Facendo un calcolo distratto potremmo contare almeno una dozzina di profezie che hanno predetto la Fine del Mondo, e solo nel tempo recente. Conosciamone meglio alcune, con la consapevolezza che si tratti solo di dicerie.

Si sente spesso parlare di profezie teorizzate già da diverse centinaia di anni, specialmente sul web. Tra le più conosciute, troviamo quella dei Maya, noti per il famosissimo 12/12/2012. Inoltre, contenuta all’interno del libro della Genesi, è presente la profezia di Ezechiele.

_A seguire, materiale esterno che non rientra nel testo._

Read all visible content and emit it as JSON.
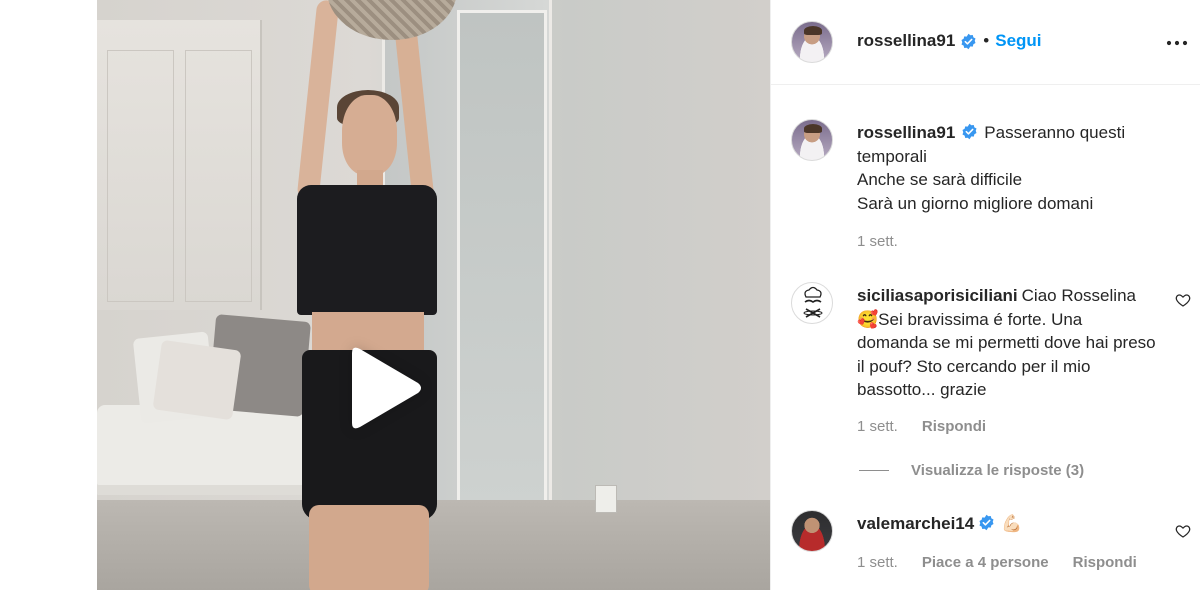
{
  "post": {
    "username": "rossellina91",
    "separator": "•",
    "follow_label": "Segui"
  },
  "caption": {
    "username": "rossellina91",
    "text_line1": "Passeranno questi temporali",
    "text_line2": "Anche se sarà difficile",
    "text_line3": "Sarà un giorno migliore domani",
    "time": "1 sett."
  },
  "comments": [
    {
      "username": "siciliasaporisiciliani",
      "text": "Ciao Rosselina",
      "emoji": "🥰",
      "text2": "Sei bravissima é forte. Una domanda se mi permetti dove hai preso il pouf? Sto cercando per il mio bassotto... grazie",
      "time": "1 sett.",
      "reply_label": "Rispondi",
      "view_replies_label": "Visualizza le risposte (3)"
    },
    {
      "username": "valemarchei14",
      "emoji": "💪🏻",
      "time": "1 sett.",
      "likes_label": "Piace a 4 persone",
      "reply_label": "Rispondi"
    }
  ],
  "icons": {
    "verified": "verified-badge-icon",
    "more": "more-options-icon",
    "heart": "heart-outline-icon",
    "play": "play-icon"
  },
  "colors": {
    "accent": "#0095f6",
    "verified": "#3897f0",
    "text": "#262626",
    "muted": "#8e8e8e"
  }
}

Queste profezie hanno fatto un notevole clamore nelle ultime settimane, in seguito a tutti gli sfortunati eventi che stanno gradualmente distruggendo il nostro pianeta. Tra scioglimento dei ghiacciai, la foresta amazzonica che brucia e tutti gli altri accadimenti, infatti, si è subito pensato ad un’imminente apocalisse.

Fine del Mondo e Apocalisse: ecco perché non bisogna credere a queste profezie

Il solo scopo delle profezie, proprio come funziona per le fake news, è di diffondere ansia e panico tra i cittadini di tutto il mondo. Per quanto riguarda la profezia di Ezechiele, la teoria sarebbe che, avvistare dei pesci nel Mar Morto, significherebbe che la fine del mondo è vicina. Lo scatto che lo testimonia, è stato attribuito a un reporter israeliano, Noam Bedein. Considerato il luogo, però, è difficile credere ad un’immagine che si presenta molto sgranata.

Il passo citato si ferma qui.